Par Olivier Guéniat, Docteur en police scientifique et criminologie, chef de la Police judiciaire du canton de Neuchâtel

  
[ Bulletin DEI, juin 2007 Vol 13 No 2 p.I ]


La délinquance des mineurs est-elle, oui ou non, en augmentation constante? Il est difficile d’affirmer que l'évolution générale du nombre de mineurs dénoncés par les polices cantonales ne corrobore pas cette hypothèse. Le regard rétrospectif peut porter sur dix ans ou sur vingt ans, la réponse est non. Et pourquoi est-ce difficile à dire? Parce que peu nombreux sont ceux qui acceptent de l'entendre. Ce constat dérange. Sur l'évolution de la criminalité des mineurs, il ne coïncide ni avec la perception subjective, ni avec la conviction de l'immense majorité des citoyens. Il existe donc un net décalage entre l'appréhension de la délinquance des jeunes dans sa réalité et le modèle édifié par la conscience populaire.

Ce phénomène n'est pas étonnant en soi. Il a déjà été largement étudié en criminologie dans les recherches sur le sentiment d'insécurité. Baptiste Viredaz, dans Le sentiment d'insécurité: devons-nous avoir peur? (2005), conclut que «(…) toujours plus de recherches empiriques montrent clairement que l'insécurité propre aux sociétés occidentales est celle d'un décalage toujours plus grand entre les nécessités de la vie courante et les moyens dont il faut disposer pour y arriver. L'insécurité est donc aussi sociale ou existentielle. Les gens ont peur parce que leurs conditions d'existence sont fragiles, parce que l'avenir apparaît toujours plus incertain et parce que la maîtrise de l'ensemble des risques qui nous menacent est devenue tout simplement impossible.»

Le regard porté sur la délinquance juvénile répond vraisemblablement aux mêmes règles que celles qui régissent le sentiment d'insécurité. Le décalage de perception est certainement dû, dans une large mesure, à l'effet de contexte ou l'effet Rosenthal (Rosenthal & Fode,1963), d'abord décrit par les milieux scientifiques, puis repris de manière plus large dans d’autres études. L’effet de contexte est une direction de l’esprit qui, à l'opposé de la culture du doute, tend à la certitude acquise ou à la conviction univoque. Tout se passe comme si le cerveau humain, avec son raisonnement et en l’absence d’une méthodologie adéquate, ne cherchait qu’à vérifier ce qu'il cherche. Le moindre indice ne parvient qu’à lui confirmer qu'il est bien dans la bonne direction, comme si la vérité se trouvait sur un seul chemin. Ce phénomène n'est pas anodin. On observe là une composante principale des mécanismes qui sont à l'origine de la plupart des erreurs judiciaires, notamment lorsque les enquêteurs ou les juges n'adoptent pas une méthodologie permettant d'élaborer des pistes de réflexion variées, de rester en permanence ouverts à plusieurs hypothèses, d'évoluer enfin dans un contexte d'évaluation et d'interprétation aussi neutre que possible, hors du champ de toute forme d'influences (Risinger et al., 2002 ; Saks et al,. 2003).
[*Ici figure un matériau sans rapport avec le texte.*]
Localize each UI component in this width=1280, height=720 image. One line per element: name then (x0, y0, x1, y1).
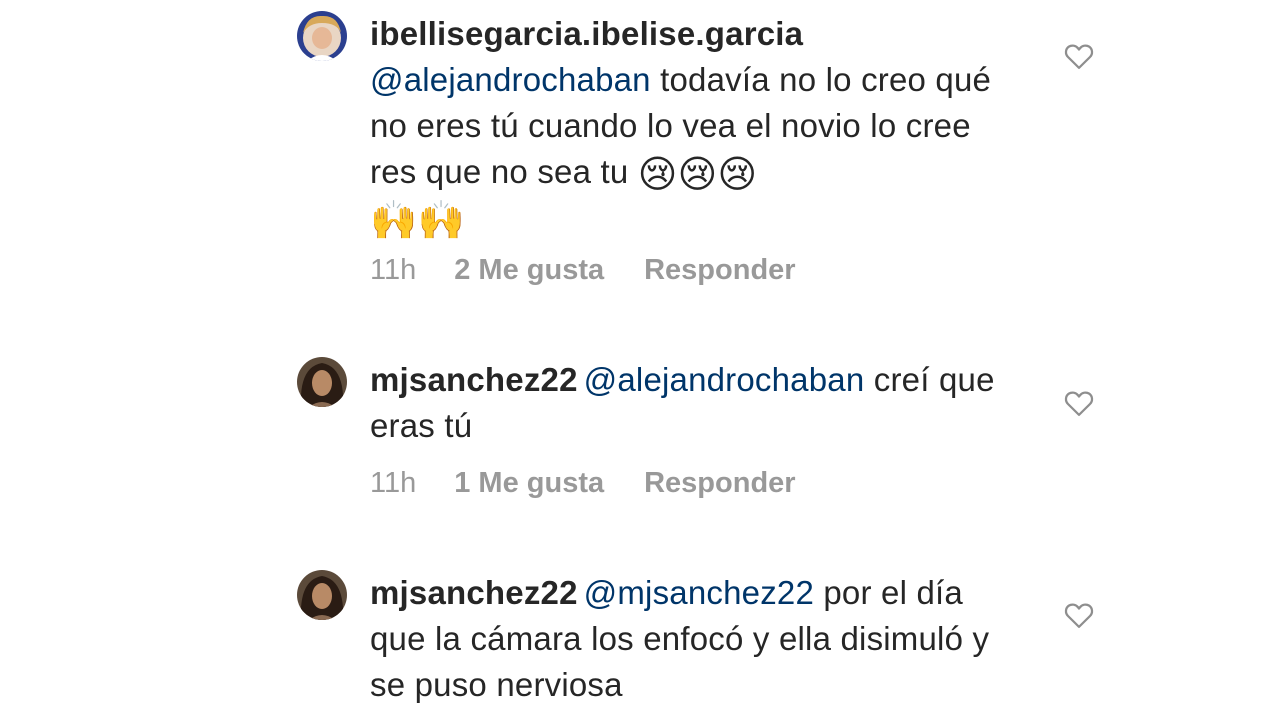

C’est précisément par un tel biais du raisonnement que la plupart des gens se forgent leur opinion ou leur conviction, se fondant sur un seul canal d'information : les médias. Chaque nouvel article, chaque nouvelle émission sur un événement impliquant des jeunes paraît confirmer pleinement l'hypothèse de l'intensification de la criminalité juvénile.

Pourtant, les chiffres, tant des statistiques de police que de justice, montrent bel et bien une diminution de la criminalité imputable aux mineurs. Les infractions au patrimoine, par exemple, ont décru de manière significative durant les vingt dernières années. Mais que ce constat ne me place pas dans la peau de celui qui, empreint d'angélisme, relativise la situation! Certes, de graves problèmes se posent, liés notamment à la violence, et ils émergent avec l'apparition de nouveaux enjeux de société, comme la consommation de pornographie, de cannabis et d'alcool, la gestion du temps libre des adolescents, le marché des biens de consommation ciblé sur les jeunes ou encore la dégradation de leur statut social. Si les problèmes sont ainsi identifiés et s’ils présentent un certain nombre de risques criminogènes, ma démarche se sera inscrite dans un effort général de prévention. Il faut commencer par informer les chercheurs, les politiciens, aussi bien que les parents et de manière plus générale les adultes. L'objectif est de susciter une prise de conscience et une vigilance face à ces enjeux.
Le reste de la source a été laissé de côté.